改訂新版 世界大百科事典 「大発生」の意味・わかりやすい解説
大発生 (だいはっせい)
outbreak
ある生物とくに動物が通常に比べ急に大幅な個体数の増加を引き起こす現象を指す。異常発生とも呼ばれる。大発生には大きく分けて二つの型があり,一つは一世代だけで急激な個体数増加を示すもので突発的大発生sudden outbreakと呼ばれる。もう一つは数世代かけて高密度に至るもので漸進的大発生gradationと呼ばれる。後者の大発生は農作物や森林の病害昆虫によく見られ,しばしば破滅的な大被害をもたらすことがあり,農林学上深刻な問題となる。
ある種の昆虫の大発生においては,個体が通常の場合(孤独相)に比べ生理・形態・行動などの面で特異な変化をみせる場合(群生相)があり,この現象は相変異phase variationと呼ばれている。大発生地における急激な密度増加は,多くの場合個体群の集団的な移動を引き起こす。アフリカのサバクトビバッタ(飛蝗(ひこう))では,時には100億匹にも達する大集団をなして5000kmにも及ぶ大移動をする。哺乳類においても特異な生理・生態的変化をともなう場合のあることが知られているし,集団移動も頻繁に起こる。寒帯に住むレミング(タビネズミ)やユキウサギなどでは,前者は4年の,後者は10年の周期的大発生を繰り返し,これを食うアカギツネやオオヤマネコもそれにつれた周期的な密度変動を示すことが知られているが,温帯や熱帯に住む動物ではそうした周期的な大発生はほとんど見られない。

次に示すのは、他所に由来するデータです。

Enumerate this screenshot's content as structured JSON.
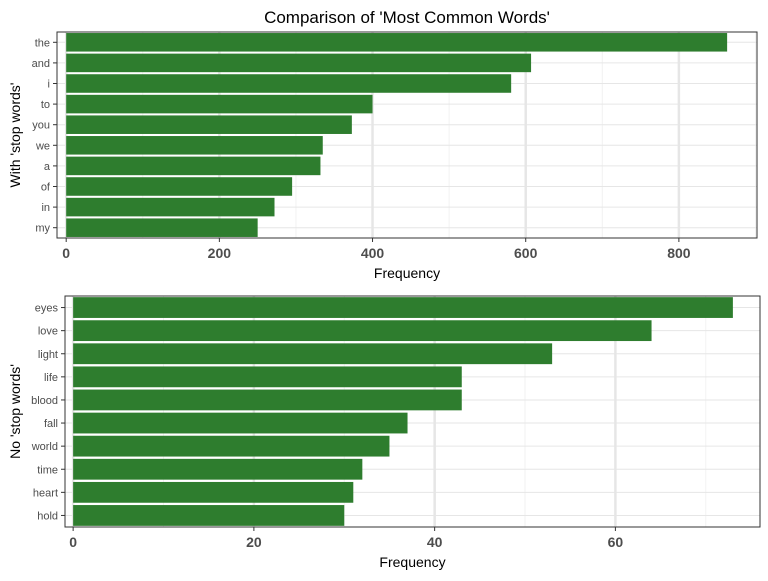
{
  "title": "Comparison of 'Most Common Words'",
  "colors": {
    "bar": "#2e7d2e",
    "grid_major": "#e6e6e6",
    "grid_minor": "#f2f2f2",
    "panel_border": "#333333"
  },
  "chart_data": [
    {
      "type": "bar",
      "orientation": "horizontal",
      "categories": [
        "the",
        "and",
        "i",
        "to",
        "you",
        "we",
        "a",
        "of",
        "in",
        "my"
      ],
      "values": [
        863,
        607,
        581,
        400,
        373,
        335,
        332,
        295,
        272,
        250
      ],
      "xlabel": "Frequency",
      "ylabel": "With 'stop words'",
      "xlim": [
        -12,
        902
      ],
      "xticks": [
        0,
        200,
        400,
        600,
        800
      ],
      "grid": true
    },
    {
      "type": "bar",
      "orientation": "horizontal",
      "categories": [
        "eyes",
        "love",
        "light",
        "life",
        "blood",
        "fall",
        "world",
        "time",
        "heart",
        "hold"
      ],
      "values": [
        73,
        64,
        53,
        43,
        43,
        37,
        35,
        32,
        31,
        30
      ],
      "xlabel": "Frequency",
      "ylabel": "No 'stop words'",
      "xlim": [
        -0.9,
        76
      ],
      "xticks": [
        0,
        20,
        40,
        60
      ],
      "grid": true
    }
  ]
}
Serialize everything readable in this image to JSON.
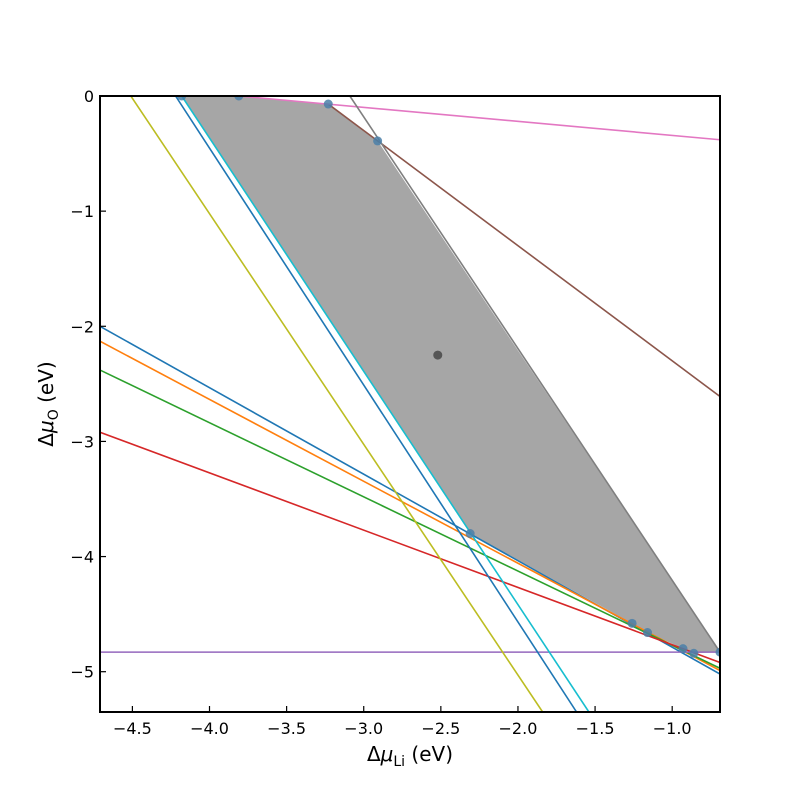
{
  "chart_data": {
    "type": "line",
    "title": "",
    "xlabel": {
      "prefix": "Δ",
      "var": "μ",
      "sub": "Li",
      "suffix": " (eV)"
    },
    "ylabel": {
      "prefix": "Δ",
      "var": "μ",
      "sub": "O",
      "suffix": " (eV)"
    },
    "xlim": [
      -4.71,
      -0.69
    ],
    "ylim": [
      -5.35,
      0
    ],
    "xticks": [
      -4.5,
      -4.0,
      -3.5,
      -3.0,
      -2.5,
      -2.0,
      -1.5,
      -1.0
    ],
    "xtick_labels": [
      "−4.5",
      "−4.0",
      "−3.5",
      "−3.0",
      "−2.5",
      "−2.0",
      "−1.5",
      "−1.0"
    ],
    "yticks": [
      0,
      -1,
      -2,
      -3,
      -4,
      -5
    ],
    "ytick_labels": [
      "0",
      "−1",
      "−2",
      "−3",
      "−4",
      "−5"
    ],
    "grid": false,
    "region": {
      "color": "#a6a6a6",
      "vertices": [
        [
          -4.18,
          0.0
        ],
        [
          -3.81,
          0.0
        ],
        [
          -3.23,
          -0.07
        ],
        [
          -2.91,
          -0.39
        ],
        [
          -0.69,
          -4.83
        ],
        [
          -0.86,
          -4.84
        ],
        [
          -0.93,
          -4.8
        ],
        [
          -1.16,
          -4.66
        ],
        [
          -1.26,
          -4.58
        ],
        [
          -2.31,
          -3.8
        ]
      ]
    },
    "series": [
      {
        "color": "#1f77b4",
        "points": [
          [
            -4.71,
            -2.0
          ],
          [
            -0.69,
            -5.02
          ]
        ]
      },
      {
        "color": "#ff7f0e",
        "points": [
          [
            -4.71,
            -2.13
          ],
          [
            -0.69,
            -4.99
          ]
        ]
      },
      {
        "color": "#2ca02c",
        "points": [
          [
            -4.71,
            -2.38
          ],
          [
            -0.69,
            -4.97
          ]
        ]
      },
      {
        "color": "#d62728",
        "points": [
          [
            -4.71,
            -2.92
          ],
          [
            -0.69,
            -4.92
          ]
        ]
      },
      {
        "color": "#9467bd",
        "points": [
          [
            -4.71,
            -4.83
          ],
          [
            -0.69,
            -4.83
          ]
        ]
      },
      {
        "color": "#8c564b",
        "points": [
          [
            -3.23,
            -0.07
          ],
          [
            -0.69,
            -2.61
          ]
        ]
      },
      {
        "color": "#e377c2",
        "points": [
          [
            -3.81,
            0.0
          ],
          [
            -0.69,
            -0.38
          ]
        ]
      },
      {
        "color": "#7f7f7f",
        "points": [
          [
            -3.09,
            0.0
          ],
          [
            -0.69,
            -4.83
          ]
        ]
      },
      {
        "color": "#bcbd22",
        "points": [
          [
            -4.51,
            0.0
          ],
          [
            -1.84,
            -5.35
          ]
        ]
      },
      {
        "color": "#1f77b4",
        "points": [
          [
            -4.22,
            0.0
          ],
          [
            -1.62,
            -5.35
          ]
        ]
      },
      {
        "color": "#17becf",
        "points": [
          [
            -4.18,
            0.0
          ],
          [
            -1.54,
            -5.35
          ]
        ]
      }
    ],
    "vertex_points": {
      "color": "#4a7fa8",
      "points": [
        [
          -4.18,
          0.0
        ],
        [
          -3.81,
          0.0
        ],
        [
          -3.23,
          -0.07
        ],
        [
          -2.91,
          -0.39
        ],
        [
          -2.31,
          -3.8
        ],
        [
          -1.26,
          -4.58
        ],
        [
          -1.16,
          -4.66
        ],
        [
          -0.93,
          -4.8
        ],
        [
          -0.86,
          -4.84
        ],
        [
          -0.69,
          -4.83
        ]
      ]
    },
    "center_point": {
      "color": "#555555",
      "point": [
        -2.52,
        -2.25
      ]
    }
  }
}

大発生の原因としては,えさをはじめとする生息条件の好転,天敵や競争種の欠如あるいは活動の低下などが考えられるが,多くの場合,そうした条件の発生は特別な気候条件の到来が契機となるとみられている。大発生の終息には病気や天敵の増加,生息環境の食い荒しあるいは汚染による自滅などが考えられるが,哺乳類ではその上に高密度にともなう頻繁な個体間の干渉(社会心理的ストレス)による個体群全体としての生理的弱化も一つの要因となりうる。また,密度の急激な増加と減少の過程には個体群の遺伝組成が大きく関与するという説もある。
魚の大発生は豊漁と呼ばれることもあり,その結果,時には大量死亡も起こりうる。赤潮は,海や湖,沼や池などの水域に植物または動物プランクトンが大発生した場合の総称で,水の華とか,色によっては青潮またはアオコとも呼ばれる。この現象は,その水域の富栄養化によって起こり,ひどい場合には魚や貝の大量死亡をまねくこともある。